As my colleague James Rufus Koren reports, the fine announced by the Office of the Comptroller of the Currency and the Consumer Financial Protection Bureau is the largest levied against a financial firm since President Trump took office and one of the largest against any U.S. bank not related to the financial crisis.
It also dwarfs the $185-million fine the bank agreed to pay to federal regulators and the Los Angeles city attorney's office in 2016 in the scandal over its employees' opening of bogus accounts without customer authorization. As The Times first reported in 2013, the employees were trying to meet punishing sales goals.
Investigations launched after the disclosures led to the departure of then-Chairman John Stumpf, to a flotilla of lawsuits and to disclosures of other misdeeds against consumers. Friday's fines apply to two of those practices — charging mortgage applicants fees for delays in closing loans even when the delays were the bank's fault, and sticking hundreds of thousands of auto-loan customers with unnecessary damage insurance policies.
One would think that this evidence of ethical rot permeating an organization would lead to penalties strong enough to goad its executives and shareholders into truly drastic corrective measures. But $1 billion plainly isn't enough to achieve that.
Here are the numbers that count:
To begin with, Wells Fargo is expected to reap the greatest bounty among big banks from the corporate tax cut enacted by Republicans last December — an 18% gain in annual earnings. The first glimmer of that take appeared a week ago in the bank's quarterly earnings for the three months ended March, when it reported profit of $5.94 billion, up 5.5% from a year earlier.
What did the bank do with the money? It shoveled a huge chunk to shareholders, in the form of share buybacks during the quarter totaling $4 billion, or four times the amount it will be paying in fines.
Wells Fargo's CEO Tim Sloan, a veteran insider who landed the top job after Stumpf's departure, expressed great pride in the bank's ability to keep paying handouts to shareholders despite the fines. During a conference call with Wall Street analysts last week, Sloan was asked whether the "overhang" of fines (which the bank said then were coming) would "impact how you're thinking about your near-term buyback plans."

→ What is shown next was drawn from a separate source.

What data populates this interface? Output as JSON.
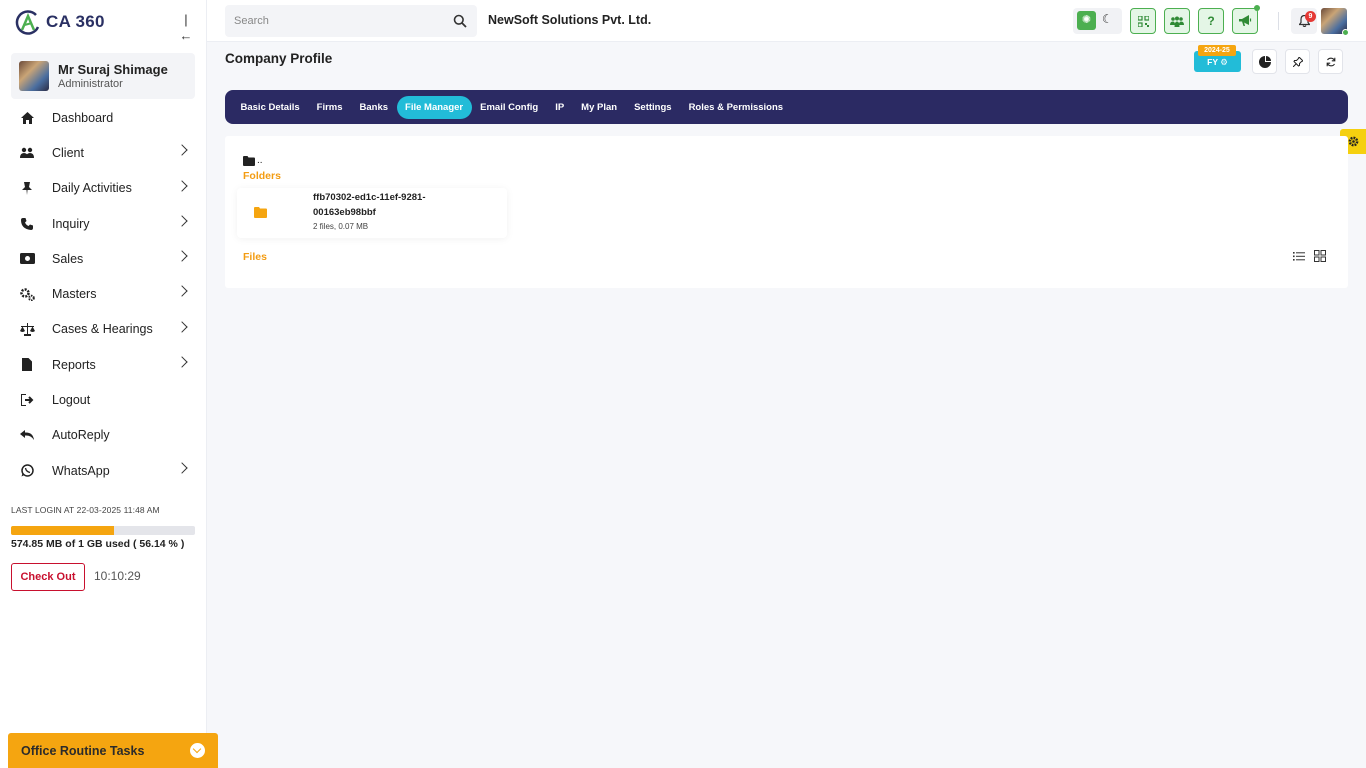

Sloan's concise reply: "No, it doesn't."
This has been a mantra for him. At a Goldman Sachs investor conference on Dec. 5, Sloan listed increasing payouts to shareholders as one of his major goals. "Your expectation, our expectation," he said, "should be that we will continue to increase … our dividend and also increase our share buybacks next year and the year after that and the year after that."
Wells Fargo has announced that four directors, including three of its longest-serving board members, on whose watch the scandals erupted, will retire this month. But that leaves five in place who were serving while the scandals unfolded. And Sloan received a lavish 35% pay increase in 2017, even though the bank's scandals have yet to be fully resolved.
Those are just a couple of signs that Wells Fargo is still using an outdated playbook to address its deep-seated problems — shuffle a few directors into retirement while proclaiming a new dawn. In many ways, however, it hasn't changed. The bank is still insisting on forcing some aggrieved customers into arbitration, for instance; at a Senate Banking Committee hearing in October, Sloan flatly refused to quit using forced arbitration to resolve disputes arising from the bogus account scandal.
On the arbitration issue, at least Wells Fargo is on the same page as the congressional Republican majority and Mick Mulvaney, whom Trump has installed as the CFPB's interim director. They connived in November to reverse a previous CFPB rule prohibiting financial institutions from imposing mandatory arbitration on customers.
Measured against the green light for forced arbitration, where consumers are almost always at a disadvantage, and potentially billions of dollars in gains from a tax cut, how serious is a $1-billion fine? Not nearly serious enough.